L’indice de l’âge

Nous avons établi, dans le tableau suivant, le rapport entre l’âge des référentiels et celui de leur référent. De façon totalement arbitraire, nous avons inclus dans la catégorie « même âge » les individus ayant au maximum cinq ans d’écart. Ainsi pour un référent de 30 ans, les référentiels compris dans la tranche d’âge des [25-35] ans ont été comptabilisés dans cette catégorie ; les autres furent distribués en « plus jeunes » ou « plus vieux ».

Tableau n° 21 : Age des référentiels par rapport à l’âge des référents – 1805-1808/1863-1878
 
1805-1808 1863-1878
% des référentiels (1 241 cas) Nombre de réseaux concernés (308 cas) % des référentiels (374 cas) Nombre de réseaux concernés (54 cas)
+ jeunes 35 201 21 27
même âge 31,5 197 9,5 10
+ vieux 33,5 195 69,5 49

La répartition homogène des référentiels de la première cohorte recoupe celle des référents ; non seulement toutes les classes d’âge étaient représentées, mais elles l’étaient uniformément. A chaque fois, deux réseaux sur trois étaient concernés par l’une ou l’autre des catégories – et bien souvent par les trois à la fois. La répartition de la seconde cohorte est différente puisque près de sept individus sur dix s’avéraient plus âgés que leur référent. Il était normal que 90% des réseaux intègrent au moins une personne plus âgée et que les plus jeunes soient peu représentés, tant la population des référents était en majorité très jeune. 21% des référentiels étaient plus jeunes que leur référent, mais ils étaient intégrés dans la moitié des réseaux ; ils étaient donc peu nombreux mais bien représentés. On relève à ce propos la fréquence élevée du nombre de réseaux mêlant référentiels du même âge à d’autres plus vieux. Si on affine la recherche avec une répartition suivant les classes d’âge, les données précédentes sont confirmées. L’homogénéité des 20-49 ans se retrouvait dans la première cohorte. Aucune classe d’âge ne se définissait par une spécificité quelconque mais les individus du même âge n’étaient jamais les plus nombreux. Une semblable répartition pour l’autre échantillon confirme le poids des plus vieux pour les référents de moins de 40 ans. Pour les plus de 40 ans, certes peu nombreux (51), les référentiels se répartissaient également dans les trois catégories – ce qui confirme l’influence de la maturité dans ce corpus.
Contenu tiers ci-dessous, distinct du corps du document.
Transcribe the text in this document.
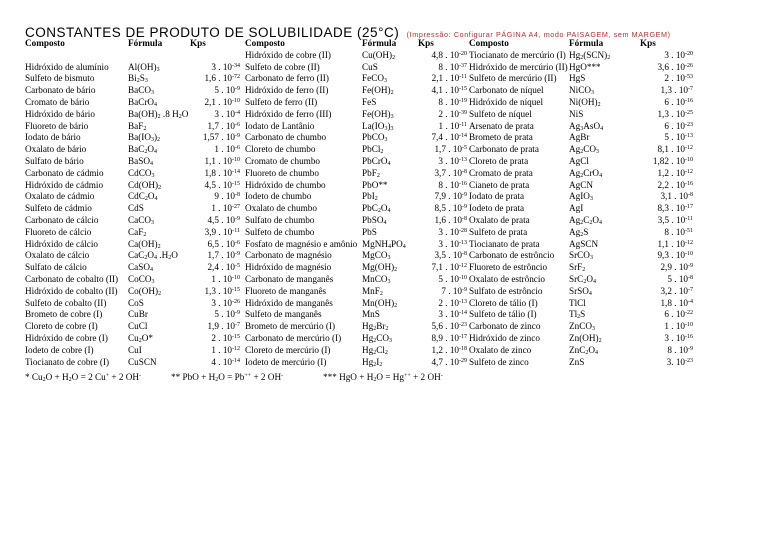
CONSTANTES DE PRODUTO DE SOLUBILIDADE (25°C) (Impressão: Configurar PÁGINA A4, modo PAISAGEM, sem MARGEM)
Composto	Fórmula	Kps

Hidróxido de alumínio	$Al(OH)_3$	3 . $10^{-34}$
Sulfeto de bismuto	$Bi_2S_3$	1,6 . $10^{-72}$
Carbonato de bário	BaCO$_3$	5 . $10^{-9}$
Cromato de bário	BaCrO$_4$	2,1 . $10^{-10}$
Hidróxido de bário	$Ba(OH)_2$ .8 $H_2O$	3 . $10^{-4}$
Fluoreto de bário	BaF$_2$	1,7 . $10^{-6}$
Iodato de bário	$Ba(IO_3)_2$	1,57 . $10^{-9}$
Oxalato de bário	$BaC_2O_4$	1 . $10^{-6}$
Sulfato de bário	BaSO$_4$	1,1 . $10^{-10}$
Carbonato de cádmio	CdCO$_3$	1,8 . $10^{-14}$
Hidróxido de cádmio	$Cd(OH)_2$	4,5 . $10^{-15}$
Oxalato de cádmio	$CdC_2O_4$	9 . $10^{-8}$
Sulfeto de cádmio	CdS	1 . $10^{-27}$
Carbonato de cálcio	CaCO$_3$	4,5 . $10^{-9}$
Fluoreto de cálcio	CaF$_2$	3,9 . $10^{-11}$
Hidróxido de cálcio	$Ca(OH)_2$	6,5 . $10^{-6}$
Oxalato de cálcio	$CaC_2O_4$ $.H_2O$	1,7 . $10^{-9}$
Sulfato de cálcio	CaSO$_4$	2,4 . $10^{-5}$
Carbonato de cobalto (II)	CoCO$_3$	1 . $10^{-10}$
Hidróxido de cobalto (II)	$Co(OH)_2$	1,3 . $10^{-15}$
Sulfeto de cobalto (II)	CoS	3 . $10^{-26}$
Brometo de cobre (I)	CuBr	5 . $10^{-9}$
Cloreto de cobre (I)	CuCl	1,9 . $10^{-7}$
Hidróxido de cobre (I)	$Cu_2O*$	2 . $10^{-15}$
Iodeto de cobre (I)	CuI	1 . $10^{-12}$
Tiocianato de cobre (I)	CuSCN	4 . $10^{-14}$
Composto	Fórmula	Kps
Hidróxido de cobre (II)	$Cu(OH)_2$	4,8 . $10^{-20}$
Sulfeto de cobre (II)	CuS	8 . $10^{-37}$
Carbonato de ferro (II)	FeCO$_3$	2,1 . $10^{-11}$
Hidróxido de ferro (II)	$Fe(OH)_2$	4,1 . $10^{-15}$
Sulfeto de ferro (II)	FeS	8 . $10^{-19}$
Hidróxido de ferro (III)	$Fe(OH)_3$	2 . $10^{-39}$
Iodato de Lantânio	$La(IO_3)_3$	1 . $10^{-11}$
Carbonato de chumbo	PbCO$_3$	7,4 . $10^{-14}$
Cloreto de chumbo	PbCl$_2$	1,7 . $10^{-5}$
Cromato de chumbo	PbCrO$_4$	3 . $10^{-13}$
Fluoreto de chumbo	PbF$_2$	3,7 . $10^{-8}$
Hidróxido de chumbo	PbO**	8 . $10^{-16}$
Iodeto de chumbo	PbI$_2$	7,9 . $10^{-9}$
Oxalato de chumbo	$PbC_2O_4$	8,5 . $10^{-9}$
Sulfato de chumbo	PbSO$_4$	1,6 . $10^{-8}$
Sulfeto de chumbo	PbS	3 . $10^{-28}$
Fosfato de magnésio e amônio	$MgNH_4PO_4$	3 . $10^{-13}$
Carbonato de magnésio	MgCO$_3$	3,5 . $10^{-8}$
Hidróxido de magnésio	$Mg(OH)_2$	7,1 . $10^{-12}$
Carbonato de manganês	MnCO$_3$	5 . $10^{-10}$
Fluoreto de manganês	MnF$_2$	7 . $10^{-9}$
Hidróxido de manganês	$Mn(OH)_2$	2 . $10^{-13}$
Sulfeto de manganês	MnS	3 . $10^{-14}$
Brometo de mercúrio (I)	$Hg_2Br_2$	5,6 . $10^{-23}$
Carbonato de mercúrio (I)	$Hg_2CO_3$	8,9 . $10^{-17}$
Cloreto de mercúrio (I)	$Hg_2Cl_2$	1,2 . $10^{-18}$
Iodeto de mercúrio (I)	$Hg_2I_2$	4,7 . $10^{-29}$
Composto	Fórmula	Kps
Tiocianato de mercúrio (I)	$Hg_2(SCN)_2$	3 . $10^{-20}$
Hidróxido de mercúrio (II)	HgO***	3,6 . $10^{-26}$
Sulfeto de mercúrio (II)	HgS	2 . $10^{-53}$
Carbonato de níquel	NiCO$_3$	1,3 . $10^{-7}$
Hidróxido de níquel	$Ni(OH)_2$	6 . $10^{-16}$
Sulfeto de níquel	NiS	1,3 . $10^{-25}$
Arsenato de prata	$Ag_3AsO_4$	6 . $10^{-23}$
Brometo de prata	AgBr	5 . $10^{-13}$
Carbonato de prata	$Ag_2CO_3$	8,1 . $10^{-12}$
Cloreto de prata	AgCl	1,82 . $10^{-10}$
Cromato de prata	$Ag_2CrO_4$	1,2 . $10^{-12}$
Cianeto de prata	AgCN	2,2 . $10^{-16}$
Iodato de prata	AgIO$_3$	3,1 . $10^{-8}$
Iodeto de prata	AgI	8,3 . $10^{-17}$
Oxalato de prata	$Ag_2C_2O_4$	3,5 . $10^{-11}$
Sulfeto de prata	$Ag_2S$	8 . $10^{-51}$
Tiocianato de prata	AgSCN	1,1 . $10^{-12}$
Carbonato de estrôncio	SrCO$_3$	9,3 . $10^{-10}$
Fluoreto de estrôncio	SrF$_2$	2,9 . $10^{-9}$
Oxalato de estrôncio	$SrC_2O_4$	5 . $10^{-8}$
Sulfato de estrôncio	SrSO$_4$	3,2 . $10^{-7}$
Cloreto de tálio (I)	TlCl	1,8 . $10^{-4}$
Sulfeto de tálio (I)	$Tl_2S$	6 . $10^{-22}$
Carbonato de zinco	ZnCO$_3$	1 . $10^{-10}$
Hidróxido de zinco	$Zn(OH)_2$	3 . $10^{-16}$
Oxalato de zinco	$ZnC_2O_4$	8 . $10^{-9}$
Sulfeto de zinco	ZnS	3. $10^{-23}$
* $Cu_2O + H_2O = 2$ Cu+ + 2 OH-	** PbO + $H_2O = Pb^{++} + 2$ OH-	*** HgO + $H_2O = Hg^{++} + 2$ OH-
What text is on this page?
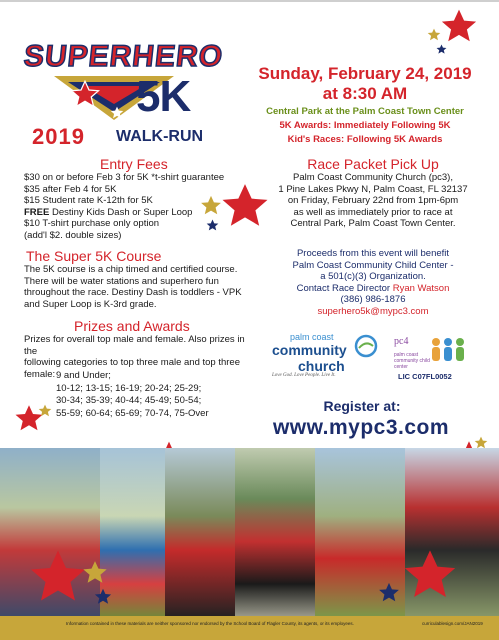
SUPERHERO
5K
2019 WALK-RUN
Sunday, February 24, 2019
at 8:30 AM
Central Park at the Palm Coast Town Center
5K Awards: Immediately Following 5K
Kid's Races: Following 5K Awards
Entry Fees
$30 on or before Feb 3 for 5K *t-shirt guarantee
$35 after Feb 4 for 5K
$15 Student rate K-12th for 5K
FREE Destiny Kids Dash or Super Loop
$10 T-shirt purchase only option
(add'l $2. double sizes)
The Super 5K Course
The 5K course is a chip timed and certified course.
There will be water stations and superhero fun
throughout the race. Destiny Dash is toddlers - VPK
and Super Loop is K-3rd grade.
Prizes and Awards
Prizes for overall top male and female. Also prizes in the
following categories to top three male and top three
female: 9 and Under;
10-12; 13-15; 16-19; 20-24; 25-29;
30-34; 35-39; 40-44; 45-49; 50-54;
55-59; 60-64; 65-69; 70-74, 75-Over
Race Packet Pick Up
Palm Coast Community Church (pc3),
1 Pine Lakes Pkwy N, Palm Coast, FL 32137
on Friday, February 22nd from 1pm-6pm
as well as immediately prior to race at
Central Park, Palm Coast Town Center.
Proceeds from this event will benefit
Palm Coast Community Child Center -
a 501(c)(3) Organization.
Contact Race Director Ryan Watson
(386) 986-1876
superhero5k@mypc3.com
palm coast
community
church
Love God. Love People. Live It.
pc4
palm coast community child center
LIC C07FL0052
Register at:
www.mypc3.com
Information contained in these materials are neither sponsored nor endorsed by the School Board of Flagler County, its agents, or its employees.	curriculablesign.com/JAN2019
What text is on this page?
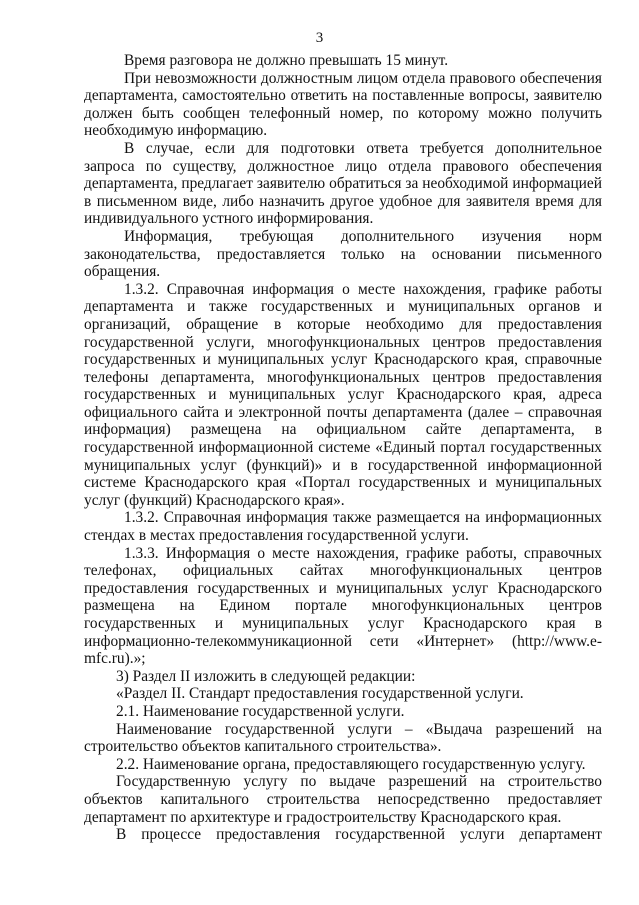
3
Время разговора не должно превышать 15 минут.
При невозможности должностным лицом отдела правового обеспечения
департамента, самостоятельно ответить на поставленные вопросы, заявителю
должен быть сообщен телефонный номер, по которому можно получить
необходимую информацию.
В случае, если для подготовки ответа требуется дополнительное
запроса по существу, должностное лицо отдела правового обеспечения
департамента, предлагает заявителю обратиться за необходимой информацией
в письменном виде, либо назначить другое удобное для заявителя время для
индивидуального устного информирования.
Информация, требующая дополнительного изучения норм
законодательства, предоставляется только на основании письменного
обращения.
1.3.2. Справочная информация о месте нахождения, графике работы
департамента и также государственных и муниципальных органов и
организаций, обращение в которые необходимо для предоставления
государственной услуги, многофункциональных центров предоставления
государственных и муниципальных услуг Краснодарского края, справочные
телефоны департамента, многофункциональных центров предоставления
государственных и муниципальных услуг Краснодарского края, адреса
официального сайта и электронной почты департамента (далее – справочная
информация) размещена на официальном сайте департамента, в
государственной информационной системе «Единый портал государственных
муниципальных услуг (функций)» и в государственной информационной
системе Краснодарского края «Портал государственных и муниципальных
услуг (функций) Краснодарского края».
1.3.2. Справочная информация также размещается на информационных
стендах в местах предоставления государственной услуги.
1.3.3. Информация о месте нахождения, графике работы, справочных
телефонах, официальных сайтах многофункциональных центров
предоставления государственных и муниципальных услуг Краснодарского
размещена на Едином портале многофункциональных центров
государственных и муниципальных услуг Краснодарского края в
информационно-телекоммуникационной сети «Интернет» (http://www.e-
mfc.ru).»;
3) Раздел II изложить в следующей редакции:
«Раздел II. Стандарт предоставления государственной услуги.
2.1. Наименование государственной услуги.
Наименование государственной услуги – «Выдача разрешений на
строительство объектов капитального строительства».
2.2. Наименование органа, предоставляющего государственную услугу.
Государственную услугу по выдаче разрешений на строительство
объектов капитального строительства непосредственно предоставляет
департамент по архитектуре и градостроительству Краснодарского края.
В процессе предоставления государственной услуги департамент
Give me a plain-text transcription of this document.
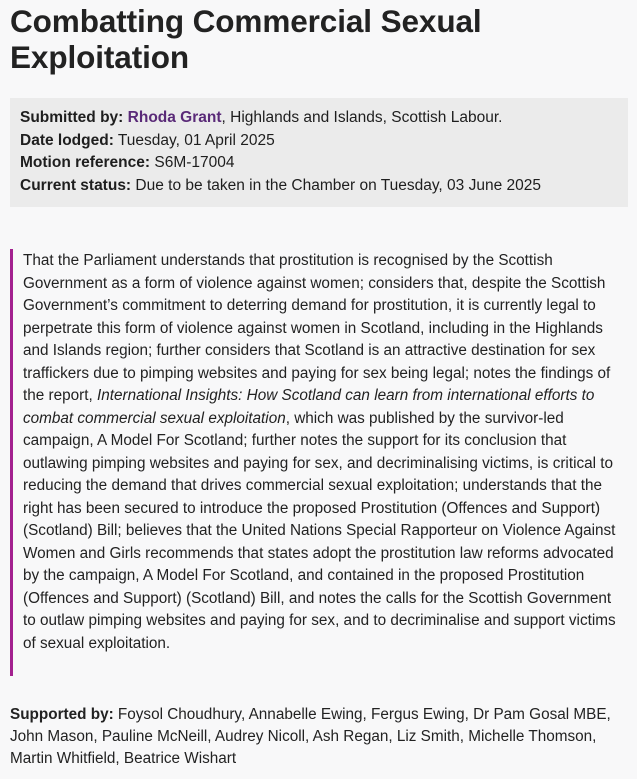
Combatting Commercial Sexual Exploitation
Submitted by: Rhoda Grant, Highlands and Islands, Scottish Labour.
Date lodged: Tuesday, 01 April 2025
Motion reference: S6M-17004
Current status: Due to be taken in the Chamber on Tuesday, 03 June 2025
That the Parliament understands that prostitution is recognised by the Scottish Government as a form of violence against women; considers that, despite the Scottish Government’s commitment to deterring demand for prostitution, it is currently legal to perpetrate this form of violence against women in Scotland, including in the Highlands and Islands region; further considers that Scotland is an attractive destination for sex traffickers due to pimping websites and paying for sex being legal; notes the findings of the report, International Insights: How Scotland can learn from international efforts to combat commercial sexual exploitation, which was published by the survivor-led campaign, A Model For Scotland; further notes the support for its conclusion that outlawing pimping websites and paying for sex, and decriminalising victims, is critical to reducing the demand that drives commercial sexual exploitation; understands that the right has been secured to introduce the proposed Prostitution (Offences and Support) (Scotland) Bill; believes that the United Nations Special Rapporteur on Violence Against Women and Girls recommends that states adopt the prostitution law reforms advocated by the campaign, A Model For Scotland, and contained in the proposed Prostitution (Offences and Support) (Scotland) Bill, and notes the calls for the Scottish Government to outlaw pimping websites and paying for sex, and to decriminalise and support victims of sexual exploitation.
Supported by: Foysol Choudhury, Annabelle Ewing, Fergus Ewing, Dr Pam Gosal MBE, John Mason, Pauline McNeill, Audrey Nicoll, Ash Regan, Liz Smith, Michelle Thomson, Martin Whitfield, Beatrice Wishart
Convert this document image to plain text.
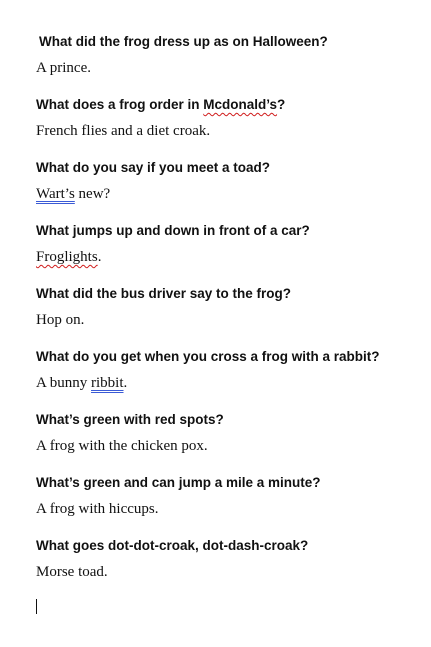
What did the frog dress up as on Halloween?

A prince.

What does a frog order in Mcdonald’s?

French flies and a diet croak.

What do you say if you meet a toad?

Wart’s new?

What jumps up and down in front of a car?

Froglights.

What did the bus driver say to the frog?

Hop on.

What do you get when you cross a frog with a rabbit?

A bunny ribbit.

What’s green with red spots?

A frog with the chicken pox.

What’s green and can jump a mile a minute?

A frog with hiccups.

What goes dot-dot-croak, dot-dash-croak?

Morse toad.
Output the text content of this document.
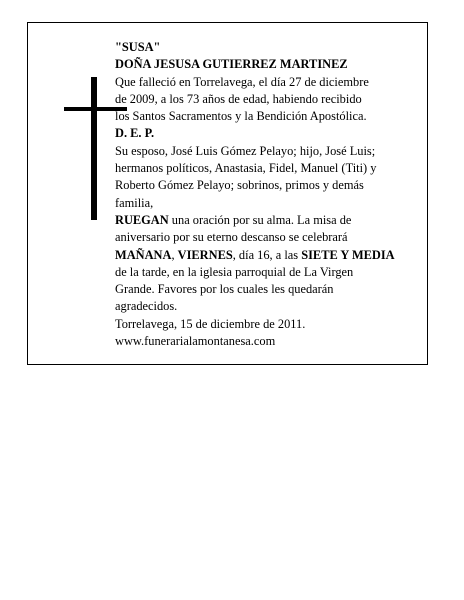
"SUSA"

DOÑA JESUSA GUTIERREZ MARTINEZ

Que falleció en Torrelavega, el día 27 de diciembre

de 2009, a los 73 años de edad, habiendo recibido

los Santos Sacramentos y la Bendición Apostólica.

D. E. P.

Su esposo, José Luis Gómez Pelayo; hijo, José Luis;

hermanos políticos, Anastasia, Fidel, Manuel (Titi) y

Roberto Gómez Pelayo; sobrinos, primos y demás

familia,

RUEGAN una oración por su alma. La misa de

aniversario por su eterno descanso se celebrará

MAÑANA, VIERNES, día 16, a las SIETE Y MEDIA

de la tarde, en la iglesia parroquial de La Virgen

Grande. Favores por los cuales les quedarán

agradecidos.

Torrelavega, 15 de diciembre de 2011.

www.funerarialamontanesa.com
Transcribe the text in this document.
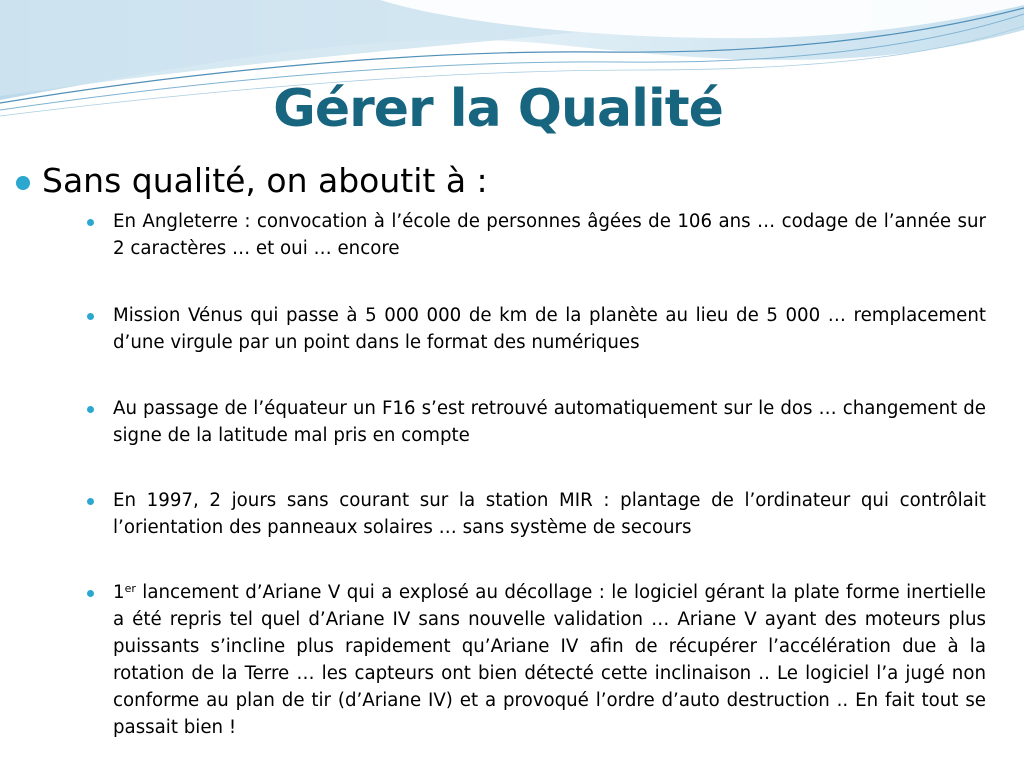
Gérer la Qualité
Sans qualité, on aboutit à :
En Angleterre : convocation à l’école de personnes âgées de 106 ans … codage de l’année sur 2 caractères … et oui … encore
Mission Vénus qui passe à 5 000 000 de km de la planète au lieu de 5 000 … remplacement d’une virgule par un point dans le format des numériques
Au passage de l’équateur un F16 s’est retrouvé automatiquement sur le dos … changement de signe de la latitude mal pris en compte
En 1997, 2 jours sans courant sur la station MIR : plantage de l’ordinateur qui contrôlait l’orientation des panneaux solaires … sans système de secours
1er lancement d’Ariane V qui a explosé au décollage : le logiciel gérant la plate forme inertielle a été repris tel quel d’Ariane IV sans nouvelle validation … Ariane V ayant des moteurs plus puissants s’incline plus rapidement qu’Ariane IV afin de récupérer l’accélération due à la rotation de la Terre … les capteurs ont bien détecté cette inclinaison .. Le logiciel l’a jugé non conforme au plan de tir (d’Ariane IV) et a provoqué l’ordre d’auto destruction .. En fait tout se passait bien !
Les deux échantillons montrent des réseaux peut-être plus étendus que ce que de vieilles idées reçues auraient pu nous laisser croire. Il n’y avait pas de ségrégation liée à l’âge – et si les bandes de jeunes existaient, elles ne constituaient pas l’unique réseau de la jeunesse. On s’aperçoit clairement, grâce aux résultats des années 1860 et 1870, qu’un individu de 20 ans savait mobiliser un réseau de personnes plus âgées si le besoin s’en faisait sentir. En l’occurrence, ce besoin était réel puisqu’il était question d’obtenir un acte de notoriété. Beaucoup de référents partaient à la recherche de personnes qui auraient connu un parent disparu. Eclairage intéressant de la place des réseaux dans une vie et de leur rapport à la notion de stratégie : nous tenons ici quelques exemples de réseaux familiaux assoupis qui, grâce à un événement donné, purent être facilement réactivés. On peut donc en tirer trois enseignements : la plasticité des réseaux était aussi fonction de la proximité amicale ; la transmission des réseaux familiaux était une réalité ; un réseau n’était pas forcément actif.